Будаев Геннадий


ЖИВИ!

 
22 июл в 12:49ЖИВИ!
Странные события. Странные встречи.
 
*************************************
Дядя Саша помирал от рака.
 
Сгорал. Сгорал медленно, но уверенно и бесповоротно. Это был приговор, который обжаловать было невозможно.
У каждого своя планида, как говорили бабки. У каждого человека есть место на земле, где его существованию будет поставлена точка.
Как и любой приговорённый, он надеялся на чудо. Но эта надежда была настолько призрачной, что она скорее являлась обезболивающим лекарством, но никак не лечащим.
 
Он знал это, но не паниковал. Ждал смиренно, иногда выходя на короткие прогулки вокруг своего дома. Опираясь на тросточку он медленно шёл вдоль дороги и с каким-то пристальным,
прощальным вниманием впитывал в себя проходящих мимо людей, проезжающие машины и бегающую детвору.
 
Его не страшил близкий конец, и у него в голове плавным вихрем крутился рой воспоминаний, теперь уже о прошедшей пятидесятилетней жизни.
- Пятьдесят лет! – подумал Сашка, - Пятьдесят. Подарок мне однако припасла жизнь на мой юбилейчик. Маловато конечно… Можно было-бы и ещё лет тридцать… А впрочем – все там будем. Днём раньше, днём позже, какая разница….»
 
После второго – третьего круга, он начинал уставать. Лицо его покрывалось тяжёлыми каплями пота, и он, с трудом справляясь с болезненной одышкой, возвращался домой. Потом не спеша, с трудом раздевался, ложился в постель, и взяв в руки какую-нибудь книгу начинал читать.
 
К нему часто подходила жена и дети, которые, теперь, почти каждый день приезжали домой со внуками. Внуки вообще ничего не понимали, что происходит, и часто звали деда поиграть с ними. Жена всё время улыбалась, но, не подавая вида, тем не менее сильно страдала от того, что происходит. Дети копошились по дому, делали ремонты, чего-то двигали, что-то готовили. Но отпечаток тревожного ожидания не сходил с их лиц.
 
Он это видел. Он это понимал, но делал вид, что всё хорошо, и скоро будет вообще нормально.
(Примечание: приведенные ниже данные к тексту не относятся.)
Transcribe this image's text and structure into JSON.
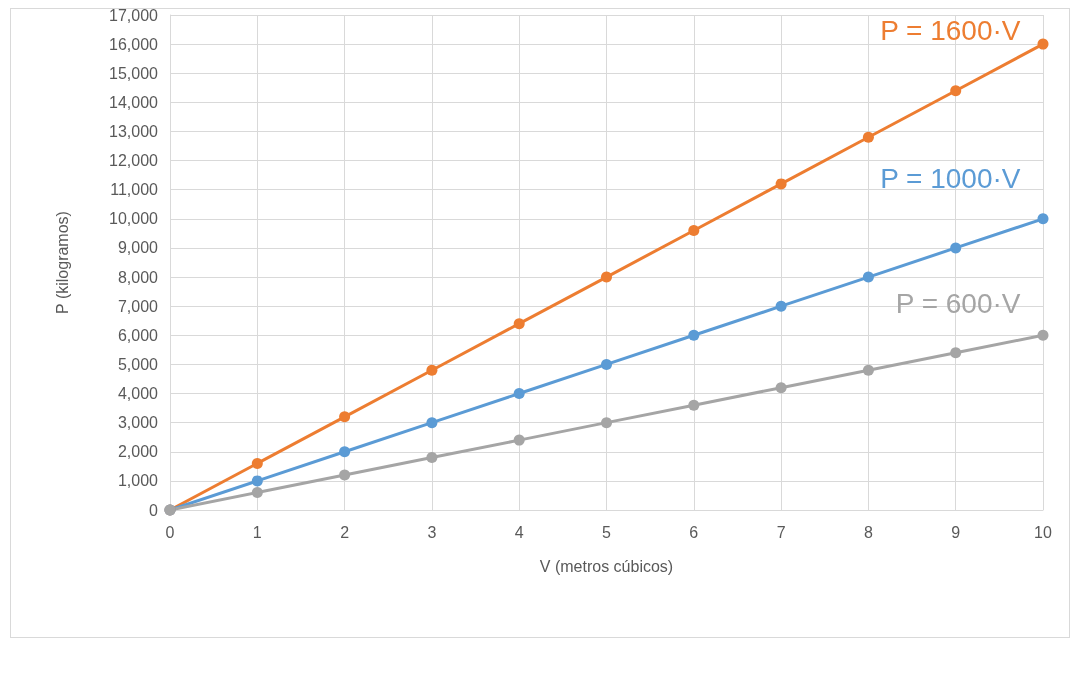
{
  "chart_data": {
    "type": "line",
    "xlabel": "V (metros cúbicos)",
    "ylabel": "P (kilogramos)",
    "x": [
      0,
      1,
      2,
      3,
      4,
      5,
      6,
      7,
      8,
      9,
      10
    ],
    "series": [
      {
        "name": "P = 1600·V",
        "color": "#ed7d31",
        "values": [
          0,
          1600,
          3200,
          4800,
          6400,
          8000,
          9600,
          11200,
          12800,
          14400,
          16000
        ]
      },
      {
        "name": "P = 1000·V",
        "color": "#5b9bd5",
        "values": [
          0,
          1000,
          2000,
          3000,
          4000,
          5000,
          6000,
          7000,
          8000,
          9000,
          10000
        ]
      },
      {
        "name": "P = 600·V",
        "color": "#a5a5a5",
        "values": [
          0,
          600,
          1200,
          1800,
          2400,
          3000,
          3600,
          4200,
          4800,
          5400,
          6000
        ]
      }
    ],
    "xlim": [
      0,
      10
    ],
    "xticks": [
      0,
      1,
      2,
      3,
      4,
      5,
      6,
      7,
      8,
      9,
      10
    ],
    "ylim": [
      0,
      17000
    ],
    "yticks": [
      0,
      {
        "value": 1000,
        "label": "1,000"
      },
      {
        "value": 2000,
        "label": "2,000"
      },
      {
        "value": 3000,
        "label": "3,000"
      },
      {
        "value": 4000,
        "label": "4,000"
      },
      {
        "value": 5000,
        "label": "5,000"
      },
      {
        "value": 6000,
        "label": "6,000"
      },
      {
        "value": 7000,
        "label": "7,000"
      },
      {
        "value": 8000,
        "label": "8,000"
      },
      {
        "value": 9000,
        "label": "9,000"
      },
      {
        "value": 10000,
        "label": "10,000"
      },
      {
        "value": 11000,
        "label": "11,000"
      },
      {
        "value": 12000,
        "label": "12,000"
      },
      {
        "value": 13000,
        "label": "13,000"
      },
      {
        "value": 14000,
        "label": "14,000"
      },
      {
        "value": 15000,
        "label": "15,000"
      },
      {
        "value": 16000,
        "label": "16,000"
      },
      {
        "value": 17000,
        "label": "17,000"
      }
    ],
    "grid": true,
    "marker": "circle",
    "line_style": "solid",
    "legend": false
  }
}
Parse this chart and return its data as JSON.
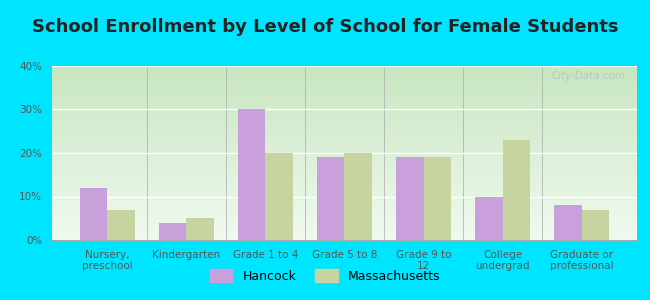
{
  "title": "School Enrollment by Level of School for Female Students",
  "categories": [
    "Nursery,\npreschool",
    "Kindergarten",
    "Grade 1 to 4",
    "Grade 5 to 8",
    "Grade 9 to\n12",
    "College\nundergrad",
    "Graduate or\nprofessional"
  ],
  "hancock": [
    12,
    4,
    30,
    19,
    19,
    10,
    8
  ],
  "massachusetts": [
    7,
    5,
    20,
    20,
    19,
    23,
    7
  ],
  "hancock_color": "#c9a0dc",
  "massachusetts_color": "#c8d4a0",
  "background_color": "#00e5ff",
  "grad_top": "#c8e6c0",
  "grad_bottom": "#f0faf0",
  "ylim": [
    0,
    40
  ],
  "yticks": [
    0,
    10,
    20,
    30,
    40
  ],
  "bar_width": 0.35,
  "legend_hancock": "Hancock",
  "legend_massachusetts": "Massachusetts",
  "title_fontsize": 13,
  "tick_fontsize": 7.5,
  "legend_fontsize": 9,
  "watermark": "City-Data.com"
}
Все всё знали, и все всё понимали.
 
Осознавая, что всё кончено, дядя Саша, лёжа в своей кровати, и, ощущая первые, пока терпимые боли, в спине и руках, начинал мысленно перелистывать страницы своей прожитой жизни.
Он гордился своей прожитой жизнью. Он прожил её не впустую. Сколько всего было. Яркие, неповторимые мгновения. Сколько всего сделано. Сколько пережито. Сколько было счастья, переживаний, планов, друзей, женщин… Где они все?... Многие уже там, куда он сам собирается отправиться.
 
Вспоминая всю свою жизнь, он как бы переживал её заново.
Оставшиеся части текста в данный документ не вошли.